原料は小麦粉、蕎麦粉、カラスムギ粉、トウキビ粉などが用いられ、加水して捏ねた生地を親指で台に押し付けクルリと回転させながらねじりを入れて成形します。

すべての生地を成形したら沸騰した鍋に入れ数分火を通せば完成です。「トマトと卵の炒め物」や「インゲン、豚肉、ジャガイモの炒め物」などの具材を上からかけていただきます。

不烂子

(búlànzi)

山西省及び河北省南部の地域で愛されている伝統的家庭料理です。

元の呼び名は「拌子」(bànzi)ですが山西方言で「」をlànの二つの音に分けて発音することから「不烂子」と呼ばれるようになったと言われています。

方言が多いこの地域では、地域ごとに別の呼び名があるほどです。

エンジュの花、ジャガイモ、インゲン、白菜、茄子などあらゆる材料をもとに作ることができるので、地域ごと、家庭ごとにアレンジのバージョンが豊富な料理です。

基本的な作り方は元となる野菜や花に、その2/3の分量の小麦粉や蕎麦粉を振り掛けて蒸し、その後炒めるというものです。

【ジャガイモで作る不烂子】

①5mm角に切ったジャガイモを5分ほどゆで、ザルにあげて湯切りする。

②ジャガイモをザルからフライパンに移し替え、その上にジャガイモの分量の2/3の小麦粉を入れて平らにならし、蓋をして数分蒸らす。

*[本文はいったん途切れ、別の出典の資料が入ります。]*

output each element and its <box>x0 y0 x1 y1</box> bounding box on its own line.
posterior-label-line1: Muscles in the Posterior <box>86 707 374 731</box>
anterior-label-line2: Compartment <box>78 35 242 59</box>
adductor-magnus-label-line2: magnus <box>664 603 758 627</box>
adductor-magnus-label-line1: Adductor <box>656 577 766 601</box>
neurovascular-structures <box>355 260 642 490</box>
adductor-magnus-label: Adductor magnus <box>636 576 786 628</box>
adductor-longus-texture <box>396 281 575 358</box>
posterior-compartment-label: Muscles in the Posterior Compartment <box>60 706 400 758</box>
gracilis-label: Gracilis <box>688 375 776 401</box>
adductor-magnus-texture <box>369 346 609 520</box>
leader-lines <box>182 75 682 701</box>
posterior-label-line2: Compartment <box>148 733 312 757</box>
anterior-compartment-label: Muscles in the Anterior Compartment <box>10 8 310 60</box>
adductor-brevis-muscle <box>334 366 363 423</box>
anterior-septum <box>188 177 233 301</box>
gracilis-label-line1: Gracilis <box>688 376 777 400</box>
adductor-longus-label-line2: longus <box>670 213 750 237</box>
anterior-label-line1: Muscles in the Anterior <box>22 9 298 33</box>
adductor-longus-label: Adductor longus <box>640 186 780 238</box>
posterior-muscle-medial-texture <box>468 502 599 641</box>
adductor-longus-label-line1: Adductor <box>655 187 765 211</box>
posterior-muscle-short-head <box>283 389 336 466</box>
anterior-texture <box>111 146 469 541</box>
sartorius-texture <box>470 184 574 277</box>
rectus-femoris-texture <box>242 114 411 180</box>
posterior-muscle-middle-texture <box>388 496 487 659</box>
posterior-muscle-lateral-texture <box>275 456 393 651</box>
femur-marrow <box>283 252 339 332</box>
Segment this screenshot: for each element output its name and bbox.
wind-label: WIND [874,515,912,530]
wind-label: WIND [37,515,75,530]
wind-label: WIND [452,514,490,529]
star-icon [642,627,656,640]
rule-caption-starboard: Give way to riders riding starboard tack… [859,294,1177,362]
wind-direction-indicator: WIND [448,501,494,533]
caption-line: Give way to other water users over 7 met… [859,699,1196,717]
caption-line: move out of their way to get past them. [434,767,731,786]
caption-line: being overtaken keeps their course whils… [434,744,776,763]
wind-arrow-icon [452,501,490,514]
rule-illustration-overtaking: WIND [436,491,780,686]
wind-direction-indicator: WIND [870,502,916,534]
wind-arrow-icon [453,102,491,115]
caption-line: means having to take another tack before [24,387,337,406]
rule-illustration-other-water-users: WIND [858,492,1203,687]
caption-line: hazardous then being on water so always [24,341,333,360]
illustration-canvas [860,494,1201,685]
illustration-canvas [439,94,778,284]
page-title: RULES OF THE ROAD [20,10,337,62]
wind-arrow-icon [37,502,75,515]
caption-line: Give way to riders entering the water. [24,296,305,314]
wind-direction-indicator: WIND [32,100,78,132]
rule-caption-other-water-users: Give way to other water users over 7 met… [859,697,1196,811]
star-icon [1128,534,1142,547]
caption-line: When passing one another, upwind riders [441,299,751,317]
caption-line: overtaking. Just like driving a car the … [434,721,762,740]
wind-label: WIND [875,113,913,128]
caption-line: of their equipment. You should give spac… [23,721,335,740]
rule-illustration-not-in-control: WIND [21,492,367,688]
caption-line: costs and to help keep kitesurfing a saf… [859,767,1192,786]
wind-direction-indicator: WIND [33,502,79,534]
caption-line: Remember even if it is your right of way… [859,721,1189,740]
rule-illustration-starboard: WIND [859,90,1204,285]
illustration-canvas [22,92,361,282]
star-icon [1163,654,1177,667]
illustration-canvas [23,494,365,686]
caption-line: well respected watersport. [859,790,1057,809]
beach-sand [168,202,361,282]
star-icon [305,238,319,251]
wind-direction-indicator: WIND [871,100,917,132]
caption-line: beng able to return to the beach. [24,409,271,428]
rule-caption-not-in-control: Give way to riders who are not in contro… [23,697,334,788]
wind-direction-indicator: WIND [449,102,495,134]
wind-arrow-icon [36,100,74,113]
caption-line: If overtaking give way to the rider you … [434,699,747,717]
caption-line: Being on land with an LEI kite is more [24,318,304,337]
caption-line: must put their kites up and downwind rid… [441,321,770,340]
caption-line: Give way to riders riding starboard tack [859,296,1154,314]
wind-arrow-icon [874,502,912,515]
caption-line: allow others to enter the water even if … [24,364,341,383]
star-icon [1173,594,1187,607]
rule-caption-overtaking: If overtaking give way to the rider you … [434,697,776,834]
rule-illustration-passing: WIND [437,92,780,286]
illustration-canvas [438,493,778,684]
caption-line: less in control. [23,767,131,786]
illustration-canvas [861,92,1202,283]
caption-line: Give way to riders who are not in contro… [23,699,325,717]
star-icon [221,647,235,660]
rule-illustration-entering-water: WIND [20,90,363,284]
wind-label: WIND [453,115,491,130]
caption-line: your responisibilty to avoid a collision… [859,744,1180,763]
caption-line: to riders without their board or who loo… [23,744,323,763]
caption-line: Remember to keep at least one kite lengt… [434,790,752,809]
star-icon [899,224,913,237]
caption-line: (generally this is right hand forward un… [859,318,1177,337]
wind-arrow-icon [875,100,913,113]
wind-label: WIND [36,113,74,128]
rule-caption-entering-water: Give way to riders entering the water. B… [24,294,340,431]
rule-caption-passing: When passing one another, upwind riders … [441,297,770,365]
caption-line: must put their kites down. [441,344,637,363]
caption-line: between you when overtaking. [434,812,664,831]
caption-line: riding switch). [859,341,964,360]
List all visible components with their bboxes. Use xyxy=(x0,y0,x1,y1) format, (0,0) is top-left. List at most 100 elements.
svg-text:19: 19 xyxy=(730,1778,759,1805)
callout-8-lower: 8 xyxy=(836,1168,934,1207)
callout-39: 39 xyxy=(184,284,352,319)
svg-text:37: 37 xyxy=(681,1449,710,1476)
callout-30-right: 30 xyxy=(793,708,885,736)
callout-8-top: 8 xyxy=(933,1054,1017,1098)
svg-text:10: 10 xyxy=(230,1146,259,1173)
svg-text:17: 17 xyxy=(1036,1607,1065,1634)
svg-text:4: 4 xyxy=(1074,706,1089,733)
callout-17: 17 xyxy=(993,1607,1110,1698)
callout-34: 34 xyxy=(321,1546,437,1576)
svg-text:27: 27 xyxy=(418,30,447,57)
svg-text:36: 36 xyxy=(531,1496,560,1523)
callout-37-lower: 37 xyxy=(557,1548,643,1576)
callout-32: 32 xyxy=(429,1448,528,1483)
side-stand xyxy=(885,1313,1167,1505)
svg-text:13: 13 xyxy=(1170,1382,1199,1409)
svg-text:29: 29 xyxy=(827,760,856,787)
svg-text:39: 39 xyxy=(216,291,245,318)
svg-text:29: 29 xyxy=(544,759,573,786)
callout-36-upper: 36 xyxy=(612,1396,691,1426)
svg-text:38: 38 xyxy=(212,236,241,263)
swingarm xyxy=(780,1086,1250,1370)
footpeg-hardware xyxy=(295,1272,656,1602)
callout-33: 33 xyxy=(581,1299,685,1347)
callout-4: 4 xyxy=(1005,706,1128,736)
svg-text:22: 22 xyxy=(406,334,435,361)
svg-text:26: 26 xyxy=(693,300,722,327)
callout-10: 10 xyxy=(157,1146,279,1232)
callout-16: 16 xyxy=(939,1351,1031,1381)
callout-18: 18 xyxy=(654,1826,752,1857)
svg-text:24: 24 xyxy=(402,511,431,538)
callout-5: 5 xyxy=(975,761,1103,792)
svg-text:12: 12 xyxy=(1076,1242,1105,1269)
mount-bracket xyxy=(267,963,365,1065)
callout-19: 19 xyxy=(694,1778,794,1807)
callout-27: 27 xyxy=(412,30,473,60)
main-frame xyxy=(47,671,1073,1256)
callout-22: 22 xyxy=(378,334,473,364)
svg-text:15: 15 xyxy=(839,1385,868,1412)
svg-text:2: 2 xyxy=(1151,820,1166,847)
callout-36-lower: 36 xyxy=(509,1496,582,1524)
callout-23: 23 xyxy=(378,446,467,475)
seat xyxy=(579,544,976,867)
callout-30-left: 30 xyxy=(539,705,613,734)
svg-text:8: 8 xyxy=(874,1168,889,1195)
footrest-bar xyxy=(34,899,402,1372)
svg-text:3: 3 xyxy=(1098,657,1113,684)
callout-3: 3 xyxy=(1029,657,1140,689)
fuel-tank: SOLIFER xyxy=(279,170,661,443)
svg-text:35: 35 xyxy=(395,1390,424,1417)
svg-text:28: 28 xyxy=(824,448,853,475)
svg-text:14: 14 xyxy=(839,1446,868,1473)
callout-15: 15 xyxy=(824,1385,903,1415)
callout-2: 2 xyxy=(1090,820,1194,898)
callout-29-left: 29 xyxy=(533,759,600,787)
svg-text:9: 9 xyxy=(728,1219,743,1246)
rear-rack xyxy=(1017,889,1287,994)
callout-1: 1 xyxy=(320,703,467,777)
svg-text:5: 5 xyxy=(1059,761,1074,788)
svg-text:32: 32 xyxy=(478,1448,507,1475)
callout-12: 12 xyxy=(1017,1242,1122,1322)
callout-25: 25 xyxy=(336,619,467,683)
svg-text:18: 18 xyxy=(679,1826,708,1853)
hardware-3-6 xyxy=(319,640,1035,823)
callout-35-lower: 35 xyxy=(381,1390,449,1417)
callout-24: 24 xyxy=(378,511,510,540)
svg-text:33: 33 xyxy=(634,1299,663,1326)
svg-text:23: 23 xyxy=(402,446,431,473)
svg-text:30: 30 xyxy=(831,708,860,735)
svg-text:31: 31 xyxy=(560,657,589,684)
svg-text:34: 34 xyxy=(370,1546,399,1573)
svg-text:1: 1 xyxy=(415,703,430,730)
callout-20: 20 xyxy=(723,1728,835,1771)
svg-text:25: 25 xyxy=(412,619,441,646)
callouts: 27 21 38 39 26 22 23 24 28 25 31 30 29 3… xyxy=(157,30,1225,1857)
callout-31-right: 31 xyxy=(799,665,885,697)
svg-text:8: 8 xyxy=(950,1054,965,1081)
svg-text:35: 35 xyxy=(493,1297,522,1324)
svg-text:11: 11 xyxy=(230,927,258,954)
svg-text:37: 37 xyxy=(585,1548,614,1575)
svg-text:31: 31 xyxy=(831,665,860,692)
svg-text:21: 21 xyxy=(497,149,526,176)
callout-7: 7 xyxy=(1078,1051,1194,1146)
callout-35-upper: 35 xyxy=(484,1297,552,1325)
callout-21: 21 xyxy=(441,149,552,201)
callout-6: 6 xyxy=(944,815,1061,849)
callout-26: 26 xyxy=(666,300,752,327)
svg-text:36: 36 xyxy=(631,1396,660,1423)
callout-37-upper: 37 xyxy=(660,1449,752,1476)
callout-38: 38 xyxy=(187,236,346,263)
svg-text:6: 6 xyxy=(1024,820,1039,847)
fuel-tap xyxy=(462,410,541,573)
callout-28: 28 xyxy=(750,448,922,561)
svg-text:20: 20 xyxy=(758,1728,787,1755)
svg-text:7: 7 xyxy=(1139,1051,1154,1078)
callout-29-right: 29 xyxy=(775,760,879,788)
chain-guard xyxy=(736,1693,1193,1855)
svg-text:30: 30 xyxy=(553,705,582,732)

③蓋を外し、粗みじんのねぎを加え、小麦粉が具材にからまってねっとりした感じになるまで全体をよく混ぜ合わせる。

④花生油、ゴマ油、塩、コショウ、醤油などで全体を炒め合わせ、最後に好みで唐辛子、黒酢、花椒などを振り掛けて完成。

主食は小麦粉

5kgや10kg入りの袋で販売されている米は想像しやすいかもしれませんが、小麦粉の10kg入りをスーパーで販売しているのは日本ではあまり見かけませんね。

中国では大きいものになると22.7kg入りという規格で強力粉が売られており、それを購入した市民が自転車で運ぶ姿が今でも普通に見られます。

家族構成にもよりますが、このサイズの小麦粉を一か月程度で消費してしまうのです。さすがに主食ですね。